2. Coopération judiciaire en matière civile — Procédures d'insolvabilité — Règlement nº 1346/2000

(Règlement du Conseil nº 1346/2000, art. 16, § 1)

3. Coopération judiciaire en matière civile — Procédures d'insolvabilité — Règlement nº 1346/2000

(Règlement du Conseil nº 1346/2000, art. 26)

4. Coopération judiciaire en matière civile — Procédures d'insolvabilité — Règlement nº 1346/2000

(Règlement du Conseil nº 1346/2000, art. 26)

1. Lorsqu'un débiteur est une filiale dont le siège statutaire et celui de sa société mère sont situés dans deux États membres différents, la présomption énoncée à l'article 3, paragraphe 1, seconde phrase, du règlement nº 1346/2000, selon laquelle le centre des intérêts principaux de cette filiale est situé dans l'État membre où se trouve son siège statutaire, ne peut être réfutée que si des éléments objectifs et vérifiables par les tiers permettent d'établir l'existence d'une situation réelle différente de celle que la localisation audit siège statutaire est censée refléter. Tel pourrait être notamment le cas d'une société qui n'exercerait aucune activité sur le territoire de l'État membre où est situé son siège social. En revanche, lorsqu'une société exerce son activité sur le territoire de l'État membre où est situé son siège social, le fait que ses choix économiques soient ou puissent être contrôlés par une société mère établie dans un autre État membre ne suffit pas pour écarter la présomption prévue par le règlement.

(cf. point 37, disp. 1)

2. L'article 16, paragraphe 1, premier alinéa, du règlement nº 1346/2000 doit être interprété en ce sens que la procédure d'insolvabilité principale ouverte par une juridiction d'un État membre doit être reconnue par les juridictions des autres États membres, sans que celles-ci puissent contrôler la compétence de la juridiction de l'État d'ouverture. En effet, la règle de priorité définie à cette disposition, qui prévoit que la procédure d'insolvabilité ouverte dans un État membre est reconnue dans tous les États membres dès qu'elle produit ses effets dans l'État d'ouverture, repose sur le principe de la confiance mutuelle qui a permis la mise en place d'un système obligatoire de compétences et la renonciation corrélative par les États membres à leurs règles internes de reconnaissance et d'exequatur au profit d'un mécanisme simplifié de reconnaissance et d'exécution des décisions rendues dans le cadre de procédures d'insolvabilité. Si une partie intéressée, considérant que le centre des intérêts principaux du débiteur se situe dans un État membre autre que celui dans lequel a été ouverte la procédure d'insolvabilité principale, entend contester la compétence assumée par la juridiction qui a ouvert cette procédure, il lui appartient d'utiliser, devant les juridictions de l'État membre où celle-ci a été ouverte, les recours prévus par le droit national de cet État membre à l'encontre de la décision d'ouverture.

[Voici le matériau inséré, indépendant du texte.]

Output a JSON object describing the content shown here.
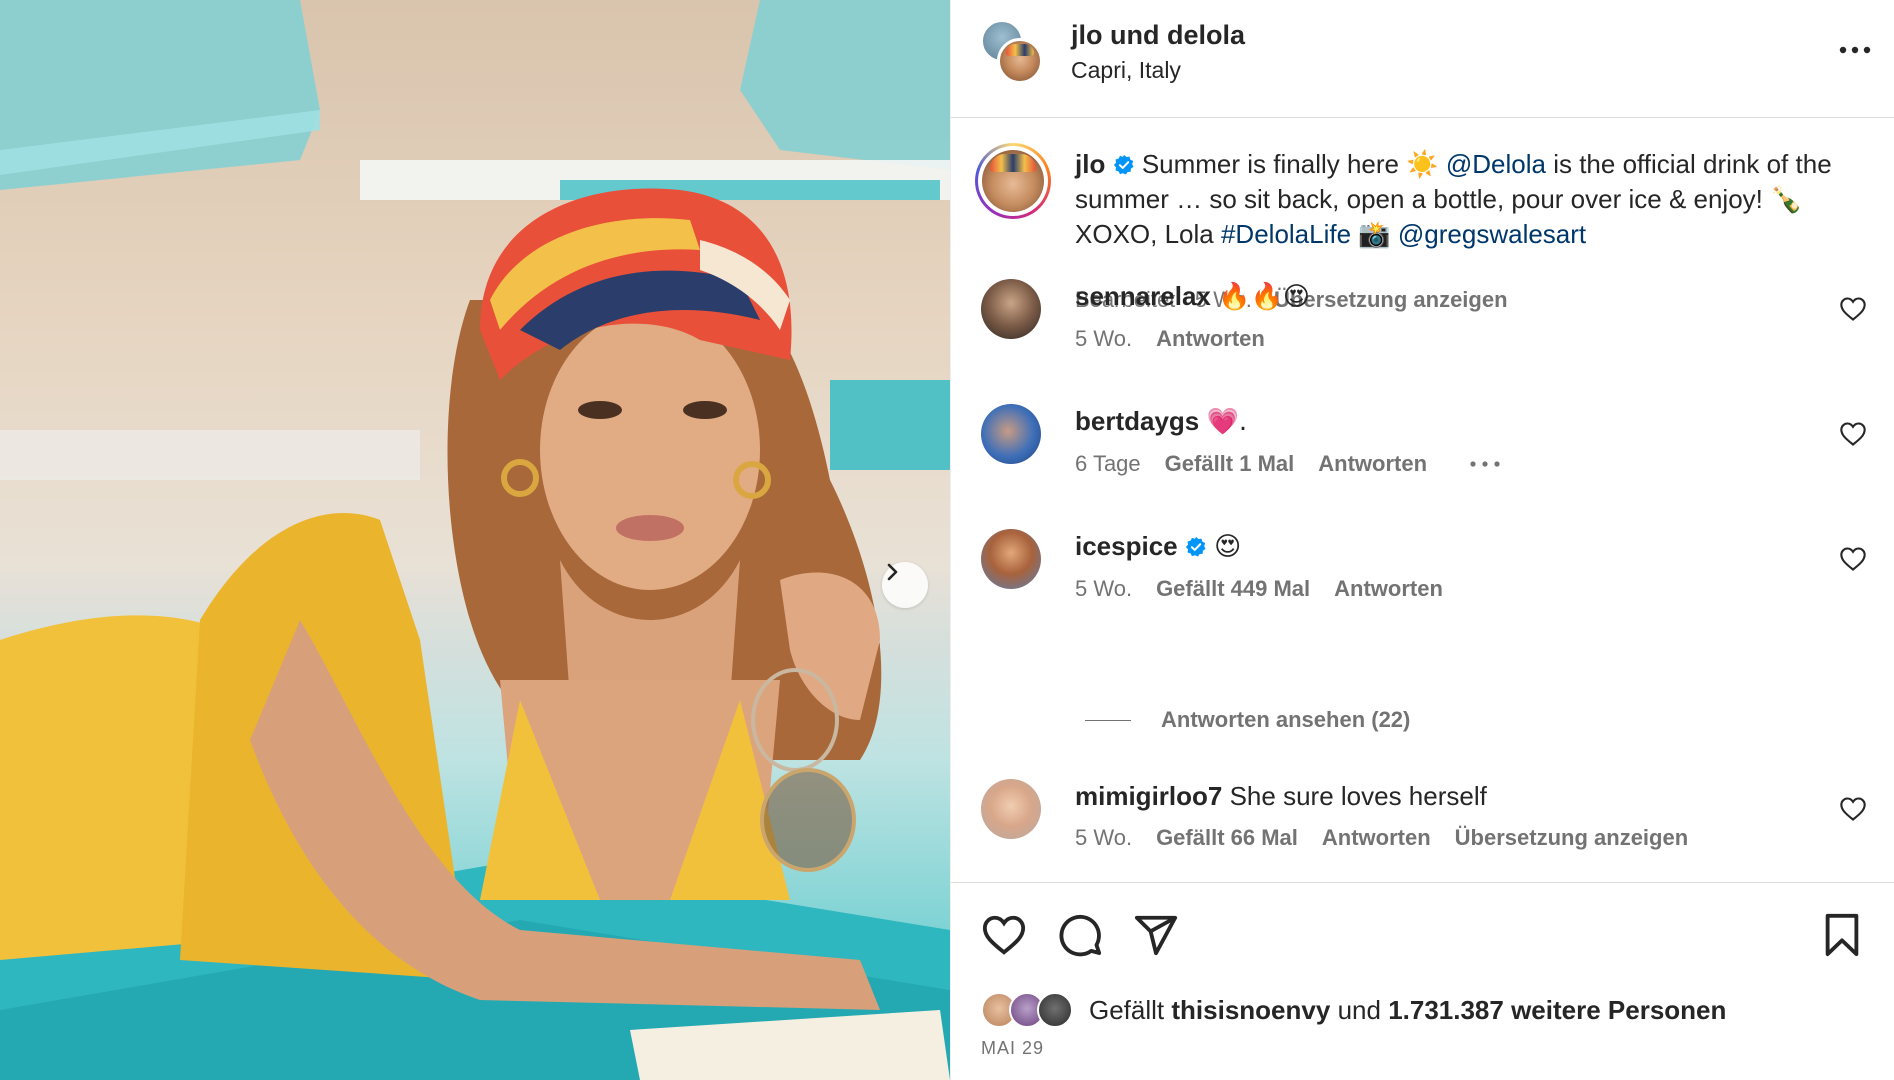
{
  "post": {
    "header": {
      "title": "jlo und delola",
      "location": "Capri, Italy"
    },
    "caption": {
      "username": "jlo",
      "text_part1": "Summer is finally here",
      "emoji_sun": "☀️",
      "mention_1": "@Delola",
      "text_part2": "is the official drink of the summer … so sit back, open a bottle, pour over ice & enjoy!",
      "emoji_bottle": "🍾",
      "text_part3": "XOXO, Lola",
      "hashtag": "#DelolaLife",
      "emoji_camera": "📸",
      "mention_2": "@gregswalesart",
      "edited": "Bearbeitet",
      "age": "5 Wo.",
      "translate": "Übersetzung anzeigen"
    },
    "comments": [
      {
        "username": "sennarelax",
        "text": "🔥🔥😍",
        "age": "5 Wo.",
        "likes": "",
        "reply": "Antworten",
        "translate": ""
      },
      {
        "username": "bertdaygs",
        "text": "💗.",
        "age": "6 Tage",
        "likes": "Gefällt 1 Mal",
        "reply": "Antworten",
        "translate": ""
      },
      {
        "username": "icespice",
        "text": "😍",
        "age": "5 Wo.",
        "likes": "Gefällt 449 Mal",
        "reply": "Antworten",
        "translate": ""
      },
      {
        "username": "mimigirloo7",
        "text": "She sure loves herself",
        "age": "5 Wo.",
        "likes": "Gefällt 66 Mal",
        "reply": "Antworten",
        "translate": "Übersetzung anzeigen"
      }
    ],
    "view_replies": "Antworten ansehen (22)",
    "likes": {
      "prefix": "Gefällt",
      "user": "thisisnoenvy",
      "connector": "und",
      "count": "1.731.387 weitere Personen"
    },
    "date": "MAI 29"
  },
  "icons": [
    "chevron-right-icon",
    "more-icon",
    "verified-icon",
    "heart-icon",
    "comment-icon",
    "share-icon",
    "bookmark-icon",
    "ellipsis-icon"
  ],
  "colors": {
    "text": "#262626",
    "secondary": "#737373",
    "link": "#00376b",
    "verified": "#0095f6",
    "divider": "#dbdbdb"
  }
}
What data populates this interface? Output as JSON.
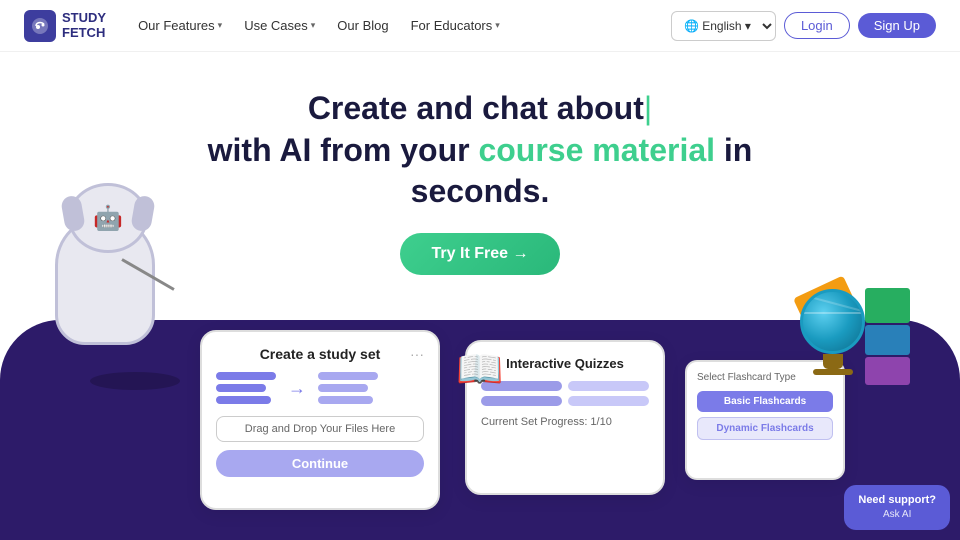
{
  "brand": {
    "name_line1": "STUDY",
    "name_line2": "FETCH"
  },
  "nav": {
    "features_label": "Our Features",
    "use_cases_label": "Use Cases",
    "blog_label": "Our Blog",
    "educators_label": "For Educators",
    "lang_label": "🌐 English ▾",
    "login_label": "Login",
    "signup_label": "Sign Up"
  },
  "hero": {
    "line1": "Create and chat about",
    "line1_cursor": "|",
    "line2_prefix": "with AI from your ",
    "line2_highlight": "course material",
    "line2_suffix": " in",
    "line3": "seconds.",
    "cta_label": "Try It Free →"
  },
  "card1": {
    "title": "Create a study set",
    "dots": "···",
    "drag_text": "Drag and Drop Your Files Here",
    "continue_label": "Continue"
  },
  "card2": {
    "title": "Interactive Quizzes",
    "progress": "Current Set Progress: 1/10"
  },
  "card3": {
    "title": "Select Flashcard Type",
    "basic_label": "Basic Flashcards",
    "dynamic_label": "Dynamic Flashcards"
  },
  "support": {
    "label": "Need support?",
    "sub": "Ask AI"
  }
}
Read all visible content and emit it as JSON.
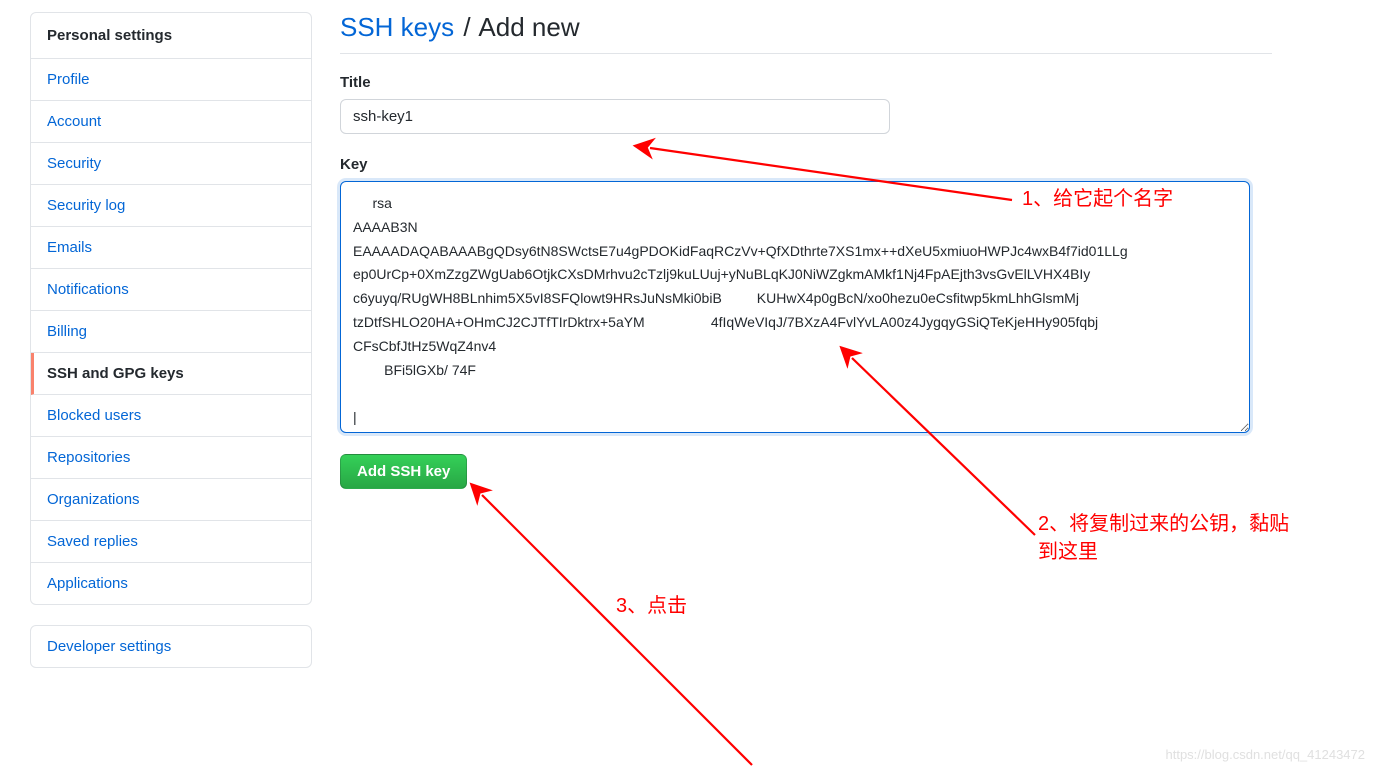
{
  "sidebar": {
    "header": "Personal settings",
    "items": [
      {
        "label": "Profile",
        "active": false
      },
      {
        "label": "Account",
        "active": false
      },
      {
        "label": "Security",
        "active": false
      },
      {
        "label": "Security log",
        "active": false
      },
      {
        "label": "Emails",
        "active": false
      },
      {
        "label": "Notifications",
        "active": false
      },
      {
        "label": "Billing",
        "active": false
      },
      {
        "label": "SSH and GPG keys",
        "active": true
      },
      {
        "label": "Blocked users",
        "active": false
      },
      {
        "label": "Repositories",
        "active": false
      },
      {
        "label": "Organizations",
        "active": false
      },
      {
        "label": "Saved replies",
        "active": false
      },
      {
        "label": "Applications",
        "active": false
      }
    ],
    "footer_item": "Developer settings"
  },
  "page": {
    "heading_link": "SSH keys",
    "heading_sep": "/",
    "heading_tail": "Add new"
  },
  "form": {
    "title_label": "Title",
    "title_value": "ssh-key1",
    "key_label": "Key",
    "key_value": "     rsa\nAAAAB3N             EAAAADAQABAAABgQDsy6tN8SWctsE7u4gPDOKidFaqRCzVv+QfXDthrte7XS1mx++dXeU5xmiuoHWPJc4wxB4f7id01LLg         ep0UrCp+0XmZzgZWgUab6OtjkCXsDMrhvu2cTzlj9kuLUuj+yNuBLqKJ0NiWZgkmAMkf1Nj4FpAEjth3vsGvElLVHX4BIy        c6yuyq/RUgWH8BLnhim5X5vI8SFQlowt9HRsJuNsMki0biB         KUHwX4p0gBcN/xo0hezu0eCsfitwp5kmLhhGlsmMj    tzDtfSHLO20HA+OHmCJ2CJTfTIrDktrx+5aYM                 4fIqWeVIqJ/7BXzA4FvlYvLA00z4JygqyGSiQTeKjeHHy905fqbj      CFsCbfJtHz5WqZ4nv4                                              \n        BFi5lGXb/ 74F\n\n|",
    "submit_label": "Add SSH key"
  },
  "annotations": {
    "a1": "1、给它起个名字",
    "a2": "2、将复制过来的公钥，黏贴到这里",
    "a3": "3、点击"
  },
  "watermark": "https://blog.csdn.net/qq_41243472"
}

(cf. points 39-40, 43, disp. 2)

3. L'article 16, paragraphe 1, premier alinéa, du règlement nº 1346/2000 doit être interprété en ce sens que constitue une décision d'ouverture de la procédure d'insolvabilité la décision rendue par une juridiction d'un État membre saisie d'une demande à cet effet, fondée sur l'insolvabilité du débiteur, tendant à l'ouverture d'une procédure visée à l'annexe A du même règlement, lorsque cette décision entraîne le dessaisissement du débiteur et porte nomination d'un syndic visé à l'annexe C dudit règlement. Ce dessaisissement implique que le débiteur perde les pouvoirs de gestion qu'il détient sur son patrimoine. En effet, le mécanisme prévoyant que ne peut être ouverte qu'une seule procédure principale, produisant ses effets dans tous les États membres dans lesquels le règlement est applicable, pourrait être gravement perturbé si les juridictions de ces derniers, saisies concomitamment de demandes fondées sur l'insolvabilité d'un débiteur, pouvaient revendiquer pendant une période prolongée une compétence concurrente. Il importe donc, aux fins d'assurer l'efficacité du système instauré par le règlement, que le principe de reconnaissance prévu par cette disposition puisse s'appliquer le plus tôt possible au cours de la procédure.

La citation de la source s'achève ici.